I came across an interesting confirmation of my belief that US Social Security is essentially a Ponzi scheme. Or as Instapundit is wont to say, that which can’t continue, won’t. I was interested to find out that according to the article,
To make Social Security solvent again, the payroll tax rate would need to be hiked immediately from 12.4 percent to 15.2 percent, or Social Security benefits would need to be cut on a permanent basis by about 17 percent.
This to me means that the system, as such, is not irretrievable. Interesting.

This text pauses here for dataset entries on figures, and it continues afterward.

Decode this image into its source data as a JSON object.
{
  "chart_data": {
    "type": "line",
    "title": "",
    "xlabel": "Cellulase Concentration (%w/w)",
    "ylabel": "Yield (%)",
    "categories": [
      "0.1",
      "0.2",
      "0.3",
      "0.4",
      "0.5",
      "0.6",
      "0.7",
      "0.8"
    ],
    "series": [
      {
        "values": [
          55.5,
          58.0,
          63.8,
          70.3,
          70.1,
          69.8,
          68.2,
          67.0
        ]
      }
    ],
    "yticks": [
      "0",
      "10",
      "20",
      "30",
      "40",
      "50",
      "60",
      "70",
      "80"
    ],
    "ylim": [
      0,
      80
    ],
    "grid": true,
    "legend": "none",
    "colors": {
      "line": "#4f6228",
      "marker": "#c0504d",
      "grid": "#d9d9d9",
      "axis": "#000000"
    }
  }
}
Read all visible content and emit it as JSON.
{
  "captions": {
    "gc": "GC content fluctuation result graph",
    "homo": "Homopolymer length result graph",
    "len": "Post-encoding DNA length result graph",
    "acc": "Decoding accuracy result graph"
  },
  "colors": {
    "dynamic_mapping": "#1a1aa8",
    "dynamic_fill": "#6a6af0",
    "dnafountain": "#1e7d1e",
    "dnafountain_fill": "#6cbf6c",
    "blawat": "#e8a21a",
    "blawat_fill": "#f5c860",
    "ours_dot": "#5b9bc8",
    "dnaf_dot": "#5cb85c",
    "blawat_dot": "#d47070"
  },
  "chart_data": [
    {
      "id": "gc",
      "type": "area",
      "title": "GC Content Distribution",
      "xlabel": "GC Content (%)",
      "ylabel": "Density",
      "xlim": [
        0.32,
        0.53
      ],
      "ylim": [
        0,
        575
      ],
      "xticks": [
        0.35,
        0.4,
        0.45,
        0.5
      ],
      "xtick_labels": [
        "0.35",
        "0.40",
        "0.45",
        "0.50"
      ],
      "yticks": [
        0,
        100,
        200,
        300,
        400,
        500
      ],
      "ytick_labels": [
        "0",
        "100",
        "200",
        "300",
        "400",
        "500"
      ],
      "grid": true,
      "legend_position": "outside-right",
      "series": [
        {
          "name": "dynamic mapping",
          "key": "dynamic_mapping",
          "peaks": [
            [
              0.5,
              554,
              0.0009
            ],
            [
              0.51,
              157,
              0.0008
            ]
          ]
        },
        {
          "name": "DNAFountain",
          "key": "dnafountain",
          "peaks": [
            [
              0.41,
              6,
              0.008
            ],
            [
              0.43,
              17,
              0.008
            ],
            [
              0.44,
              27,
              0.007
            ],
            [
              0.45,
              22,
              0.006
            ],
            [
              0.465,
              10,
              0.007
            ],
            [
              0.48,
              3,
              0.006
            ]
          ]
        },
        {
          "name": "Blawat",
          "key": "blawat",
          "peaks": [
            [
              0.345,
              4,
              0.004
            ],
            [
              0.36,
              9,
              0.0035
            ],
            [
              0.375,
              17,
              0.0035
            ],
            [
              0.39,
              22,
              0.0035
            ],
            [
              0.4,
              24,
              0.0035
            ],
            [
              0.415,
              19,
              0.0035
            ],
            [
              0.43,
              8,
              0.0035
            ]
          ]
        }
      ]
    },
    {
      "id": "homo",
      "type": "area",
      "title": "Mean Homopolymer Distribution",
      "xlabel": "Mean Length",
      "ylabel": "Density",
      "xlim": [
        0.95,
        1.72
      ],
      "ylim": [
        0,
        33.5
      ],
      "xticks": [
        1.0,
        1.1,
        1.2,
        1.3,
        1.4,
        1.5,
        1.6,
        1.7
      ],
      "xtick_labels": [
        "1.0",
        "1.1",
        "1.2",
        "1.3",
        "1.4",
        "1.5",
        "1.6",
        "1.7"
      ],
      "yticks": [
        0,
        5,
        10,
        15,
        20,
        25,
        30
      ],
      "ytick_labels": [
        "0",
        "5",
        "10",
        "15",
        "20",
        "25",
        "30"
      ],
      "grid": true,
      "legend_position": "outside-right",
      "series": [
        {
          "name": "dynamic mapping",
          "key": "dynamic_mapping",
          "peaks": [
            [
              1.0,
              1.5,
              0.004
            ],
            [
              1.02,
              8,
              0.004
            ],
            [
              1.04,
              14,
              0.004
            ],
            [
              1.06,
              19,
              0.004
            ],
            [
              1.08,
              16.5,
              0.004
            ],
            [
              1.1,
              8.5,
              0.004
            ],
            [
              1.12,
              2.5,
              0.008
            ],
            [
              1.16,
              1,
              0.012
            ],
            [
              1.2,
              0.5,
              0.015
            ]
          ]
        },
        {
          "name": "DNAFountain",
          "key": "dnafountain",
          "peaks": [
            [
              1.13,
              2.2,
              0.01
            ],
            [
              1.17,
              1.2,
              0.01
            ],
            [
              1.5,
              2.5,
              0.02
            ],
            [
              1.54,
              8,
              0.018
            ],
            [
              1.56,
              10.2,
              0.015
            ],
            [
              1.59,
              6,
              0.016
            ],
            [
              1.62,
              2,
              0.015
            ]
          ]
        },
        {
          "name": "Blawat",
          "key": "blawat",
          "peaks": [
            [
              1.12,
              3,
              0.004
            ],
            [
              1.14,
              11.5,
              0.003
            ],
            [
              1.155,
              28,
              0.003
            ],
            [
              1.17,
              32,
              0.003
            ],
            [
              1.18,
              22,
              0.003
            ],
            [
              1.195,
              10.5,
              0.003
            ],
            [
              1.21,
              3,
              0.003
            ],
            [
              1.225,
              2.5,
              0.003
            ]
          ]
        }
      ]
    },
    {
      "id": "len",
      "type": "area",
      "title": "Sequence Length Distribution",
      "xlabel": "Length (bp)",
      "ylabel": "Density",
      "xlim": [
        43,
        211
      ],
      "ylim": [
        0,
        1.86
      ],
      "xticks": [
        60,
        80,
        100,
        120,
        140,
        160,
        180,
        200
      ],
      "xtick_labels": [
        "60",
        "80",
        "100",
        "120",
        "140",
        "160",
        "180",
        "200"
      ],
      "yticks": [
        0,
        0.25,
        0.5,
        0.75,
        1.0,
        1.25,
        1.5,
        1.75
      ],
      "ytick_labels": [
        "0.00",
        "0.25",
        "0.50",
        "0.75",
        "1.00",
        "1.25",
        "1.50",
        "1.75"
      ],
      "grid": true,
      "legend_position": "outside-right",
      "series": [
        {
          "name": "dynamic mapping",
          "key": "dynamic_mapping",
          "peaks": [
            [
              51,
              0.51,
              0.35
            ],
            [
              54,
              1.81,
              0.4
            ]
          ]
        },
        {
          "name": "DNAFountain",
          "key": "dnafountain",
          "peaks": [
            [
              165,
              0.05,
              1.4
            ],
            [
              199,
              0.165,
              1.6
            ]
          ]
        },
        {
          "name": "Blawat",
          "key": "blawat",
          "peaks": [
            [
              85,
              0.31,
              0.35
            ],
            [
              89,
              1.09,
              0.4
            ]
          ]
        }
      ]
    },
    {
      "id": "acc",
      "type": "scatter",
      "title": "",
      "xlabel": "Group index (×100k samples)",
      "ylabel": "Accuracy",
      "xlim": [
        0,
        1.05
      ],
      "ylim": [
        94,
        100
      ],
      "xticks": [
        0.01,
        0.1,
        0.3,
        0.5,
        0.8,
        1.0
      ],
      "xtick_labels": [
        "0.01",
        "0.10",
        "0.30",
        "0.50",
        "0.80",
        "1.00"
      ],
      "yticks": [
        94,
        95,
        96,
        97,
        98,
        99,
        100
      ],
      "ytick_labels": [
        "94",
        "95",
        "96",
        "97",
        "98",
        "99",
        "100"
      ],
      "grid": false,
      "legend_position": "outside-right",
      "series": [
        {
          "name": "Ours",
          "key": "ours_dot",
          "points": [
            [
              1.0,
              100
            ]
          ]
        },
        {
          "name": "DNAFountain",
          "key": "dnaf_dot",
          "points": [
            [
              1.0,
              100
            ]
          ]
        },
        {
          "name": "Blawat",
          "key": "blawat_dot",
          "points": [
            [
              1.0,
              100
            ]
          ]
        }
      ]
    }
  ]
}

Nonetheless, out of curiosity, I did a search on the retirement savings of Boomers (1945 – 1963), but found this which had comments about everyone. Two thing to note. The stats I found vary somewhat but all indicate that people are not saving as they should. Second, I think the article grossly exaggerates what people will need when they retire and I have some expertise in this arena. Anyway:
The first thing to know is that the average American has nothing saved for retirement, or so little it won’t help. By far the most common retirement account has nothing in it.
Sources differ, but the story remains the same. According to a 2018 study by Northwestern Mutual, 21% of Americans have no retirement savings and an additional 10% have less than $5,000 in savings. A third of Baby Boomers currently in, or approaching, retirement age have between nothing and $25,000 set aside.
The Economic Policy Institute (EPI) paints an even bleaker picture. Their data from 2013 reports that “nearly half of families have no retirement account savings at all.” For most age groups, the group found, “median account balances in 2013 were less than half their pre-recession peak and lower than at the start of the new millennium.”
The EPI further found these numbers even worse for millennials. Nearly six in 10 have no retirement savings whatsoever.
But financial experts advise that the average 65 year old have between $1 million and $1.5 million set aside for retirement.